Message Passing Interface (MPI)

Message Passing Interface (MPI) is a standardized and portable model used for parallel programming across distributed-memory systems. Unlike OpenMP (which uses shared memory), MPI is designed for systems where each processor has its own private memory, and communication happens by explicitly sending messages.

The Message Passing Interface Standard (MPI) is a message passing library standard based on the consensus of the MPI Forum, which has over 40 participating organizations, including vendors, researchers, software library developers, and users. The goal of the Message Passing Interface is to establish a portable, efficient, and flexible standard for message passing that will be widely used for writing message passing programs. As such, MPI is the first standardized, vendor independent, message passing library. The advantages of developing message passing software using MPI closely match the design goals of portability, efficiency, and flexibility. MPI is not an IEEE or ISO standard, but has in fact, become the "industry standard" for writing message passing programs on HPC platforms.

MPI is a language-independent communications protocol used to program parallel computers. Both point-to-point and collective communication are supported. MPI "is a message-passing application programmer interface, together with protocol and semantic specifications for how its features must behave in any implementation." MPI's goals are high performance, scalability, and portability. MPI remains the dominant model used in high-performance computing today.

Why do we use MPI?

MPI is used to:

• Solve very large problems that don’t fit in a single machine’s memory
• Scale applications across hundreds or thousands of nodes
• Achieve high performance in distributed systems

It’s essential when:

• Shared memory (like OpenMP) is not enough
• You need fine control over communication

When should you use MPI?

Use MPI when:

• You are working on clusters, supercomputers, or cloud HPC systems
• Your application needs distributed memory parallelism
• The workload can be divided into independent processes with communication

Typical use cases:

• Climate modeling
• Large-scale simulations
• Computational physics
• Big data processing
• Machine learning at scale

Key Features

• Explicit communication (send/receive messages)
• Scalability to thousands of processes
• Portability across platforms
• High performance on distributed systems
• Supports both synchronous and asynchronous communication

Key Components

1. Point-to-Point Communication

Direct communication between two processes:

• MPI_Send
• MPI_Recv

2. Collective Communication

Operations involving multiple processes:

• Broadcast (MPI_Bcast)
• Reduce (MPI_Reduce)
• Gather/Scatter

3. Communicators

Define groups of processes that can communicate:

• MPI_COMM_WORLD (default group of all processes)

4. Process Management

Each process has:

• A rank (ID)
• Total number of processes

Advantages

• Works on distributed memory systems
• Extremely scalable (used in supercomputers)
• Gives fine control over communication
• Efficient for large-scale problems

Disadvantages

• More complex than OpenMP
• Requires explicit data communication
• Debugging can be difficult
• Communication overhead can hurt performance

Specification of the MPI

• MPI is a specification for the developers and users of message passing libraries. By itself, it is NOT a library - but rather the specification of what such a library should be.
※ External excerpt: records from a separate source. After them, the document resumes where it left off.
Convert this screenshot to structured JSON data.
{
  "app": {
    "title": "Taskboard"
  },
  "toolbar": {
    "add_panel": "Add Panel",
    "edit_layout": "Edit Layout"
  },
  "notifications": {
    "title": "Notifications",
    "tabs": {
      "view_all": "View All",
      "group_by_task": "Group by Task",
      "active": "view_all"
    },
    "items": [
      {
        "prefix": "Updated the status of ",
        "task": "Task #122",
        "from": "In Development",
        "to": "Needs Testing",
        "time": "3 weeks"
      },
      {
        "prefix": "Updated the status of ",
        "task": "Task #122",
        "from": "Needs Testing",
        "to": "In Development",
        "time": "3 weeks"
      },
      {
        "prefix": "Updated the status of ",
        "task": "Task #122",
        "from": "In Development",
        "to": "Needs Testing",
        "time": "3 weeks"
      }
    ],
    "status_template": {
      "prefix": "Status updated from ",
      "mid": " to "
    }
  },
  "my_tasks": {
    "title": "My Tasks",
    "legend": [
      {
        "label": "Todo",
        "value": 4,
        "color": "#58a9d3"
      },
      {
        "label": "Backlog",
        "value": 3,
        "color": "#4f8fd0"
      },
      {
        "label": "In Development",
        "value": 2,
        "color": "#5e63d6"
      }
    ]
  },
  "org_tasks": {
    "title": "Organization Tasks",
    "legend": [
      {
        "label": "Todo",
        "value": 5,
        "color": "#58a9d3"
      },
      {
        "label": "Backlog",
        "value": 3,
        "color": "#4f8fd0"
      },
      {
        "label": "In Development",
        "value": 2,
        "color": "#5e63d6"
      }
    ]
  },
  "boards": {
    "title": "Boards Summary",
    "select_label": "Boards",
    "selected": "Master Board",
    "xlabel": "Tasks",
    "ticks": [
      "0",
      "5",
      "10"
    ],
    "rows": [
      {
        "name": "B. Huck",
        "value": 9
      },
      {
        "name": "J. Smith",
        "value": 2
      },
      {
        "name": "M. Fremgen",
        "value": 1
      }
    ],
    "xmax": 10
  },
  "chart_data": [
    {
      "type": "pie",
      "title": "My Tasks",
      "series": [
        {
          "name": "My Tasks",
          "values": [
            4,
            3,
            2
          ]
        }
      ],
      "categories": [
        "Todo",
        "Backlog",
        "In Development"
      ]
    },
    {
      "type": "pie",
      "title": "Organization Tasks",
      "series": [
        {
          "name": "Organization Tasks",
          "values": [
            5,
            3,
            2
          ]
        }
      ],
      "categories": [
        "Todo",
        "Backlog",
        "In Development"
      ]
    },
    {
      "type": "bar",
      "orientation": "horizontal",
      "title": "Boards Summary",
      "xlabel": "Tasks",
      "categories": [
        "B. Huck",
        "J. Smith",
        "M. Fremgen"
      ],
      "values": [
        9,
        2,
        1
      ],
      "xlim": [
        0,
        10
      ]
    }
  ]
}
• MPI primarily addresses the message-passing parallel programming model: data is moved from the address space of one process to that of another process through cooperative operations on each process.

• Simply stated, the goal of the Message Passing Interface is to provide a widely used standard for writing message passing programs. The interface attempts to be:
- Practical
- Portable
- Efficient
- Flexible

• The MPI standard has gone through a number of revisions, with the most recent version being MPI-3.
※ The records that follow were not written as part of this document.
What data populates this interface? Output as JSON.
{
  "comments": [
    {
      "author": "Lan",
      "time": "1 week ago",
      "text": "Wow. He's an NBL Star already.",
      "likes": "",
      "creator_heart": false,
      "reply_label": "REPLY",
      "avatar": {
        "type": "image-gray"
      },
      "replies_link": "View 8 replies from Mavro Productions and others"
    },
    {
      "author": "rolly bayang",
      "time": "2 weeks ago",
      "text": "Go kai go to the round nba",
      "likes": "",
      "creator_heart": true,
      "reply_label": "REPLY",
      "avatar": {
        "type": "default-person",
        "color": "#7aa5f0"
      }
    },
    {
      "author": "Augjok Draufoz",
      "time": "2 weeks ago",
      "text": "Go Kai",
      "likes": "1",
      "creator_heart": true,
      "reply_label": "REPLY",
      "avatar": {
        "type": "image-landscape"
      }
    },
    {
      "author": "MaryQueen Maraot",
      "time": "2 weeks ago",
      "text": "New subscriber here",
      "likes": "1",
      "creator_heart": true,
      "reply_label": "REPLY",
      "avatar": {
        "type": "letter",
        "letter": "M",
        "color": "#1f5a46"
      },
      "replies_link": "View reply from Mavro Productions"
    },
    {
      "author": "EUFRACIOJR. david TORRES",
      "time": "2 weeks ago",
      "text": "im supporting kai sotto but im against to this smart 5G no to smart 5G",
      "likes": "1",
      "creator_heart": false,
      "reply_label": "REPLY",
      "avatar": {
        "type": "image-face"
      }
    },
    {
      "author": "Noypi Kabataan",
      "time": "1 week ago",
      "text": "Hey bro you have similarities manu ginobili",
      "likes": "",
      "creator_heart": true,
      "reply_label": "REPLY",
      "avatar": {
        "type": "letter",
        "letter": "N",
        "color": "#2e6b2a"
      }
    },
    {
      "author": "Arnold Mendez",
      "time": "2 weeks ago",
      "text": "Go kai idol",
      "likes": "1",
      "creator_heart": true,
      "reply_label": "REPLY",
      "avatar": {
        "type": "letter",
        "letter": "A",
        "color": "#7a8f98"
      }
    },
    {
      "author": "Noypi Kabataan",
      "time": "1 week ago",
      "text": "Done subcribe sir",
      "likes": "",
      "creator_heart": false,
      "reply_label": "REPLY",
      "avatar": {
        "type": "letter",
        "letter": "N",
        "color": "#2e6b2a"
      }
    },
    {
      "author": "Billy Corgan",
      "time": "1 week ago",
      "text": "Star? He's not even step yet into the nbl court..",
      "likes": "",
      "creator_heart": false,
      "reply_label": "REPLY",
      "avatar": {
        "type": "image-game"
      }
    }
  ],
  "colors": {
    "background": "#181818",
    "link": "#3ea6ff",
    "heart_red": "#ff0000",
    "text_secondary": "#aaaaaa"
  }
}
• Interface specifications have been defined for C and Fortran90 language bindings:

• C++ bindings from MPI-1 are removed in MPI-3

• MPI-3 also provides support for Fortran 2003 and 2008 features

• Actual MPI library implementations differ in which version and features of the MPI standard they support. Developers/users will need to be aware of this.
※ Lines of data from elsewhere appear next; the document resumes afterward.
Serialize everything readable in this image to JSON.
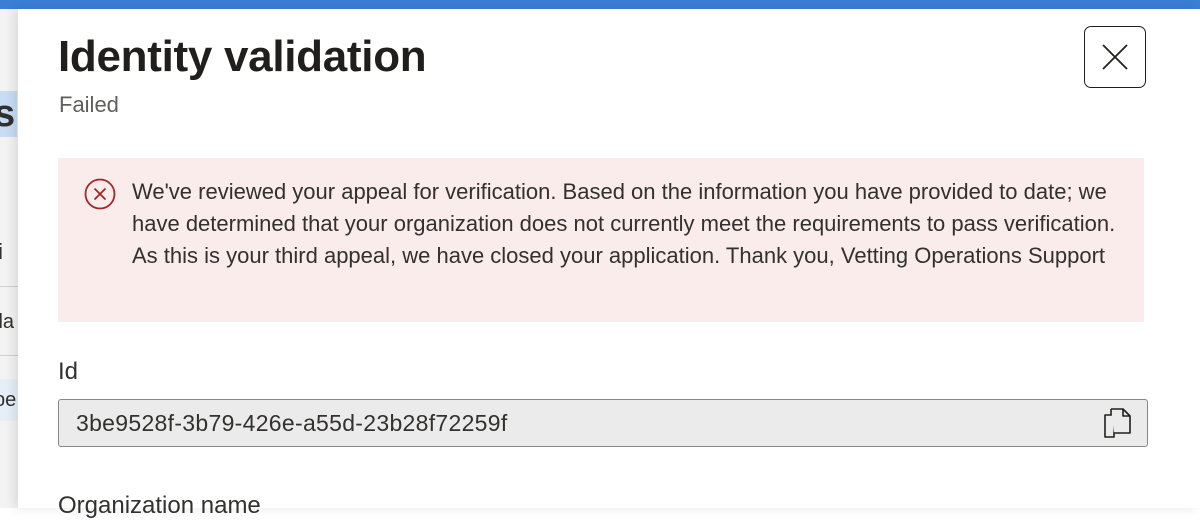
{
  "background": {
    "fragment_heading": "s",
    "fragment_1": "ti",
    "fragment_2": "ila",
    "fragment_3": "pe"
  },
  "dialog": {
    "title": "Identity validation",
    "status": "Failed",
    "close_icon": "close-icon",
    "error": {
      "icon": "error-circle-icon",
      "message": "We've reviewed your appeal for verification. Based on the information you have provided to date; we have determined that your organization does not currently meet the requirements to pass verification. As this is your third appeal, we have closed your application. Thank you, Vetting Operations Support"
    },
    "fields": {
      "id_label": "Id",
      "id_value": "3be9528f-3b79-426e-a55d-23b28f72259f",
      "copy_icon": "copy-icon",
      "org_label": "Organization name"
    }
  },
  "colors": {
    "accent_bar": "#3a7fd5",
    "error_background": "#f9ecea",
    "error_icon": "#a4262c",
    "field_background": "#ebebeb"
  }
}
The MPI interface is meant to provide essential virtual topology, synchronization, and communication functionality between a set of processes (that have been mapped to nodes/servers/computer instances) in a language-independent way, with language-specific syntax (bindings), plus a few language-specific features. MPI programs always work with processes, but programmers commonly refer to the processes as processors. Typically, for maximum performance, each CPU (or core in a multi-core machine) will be assigned just a single process. This assignment happens at runtime through the agent that starts the MPI program, normally called mpirun or mpiexec.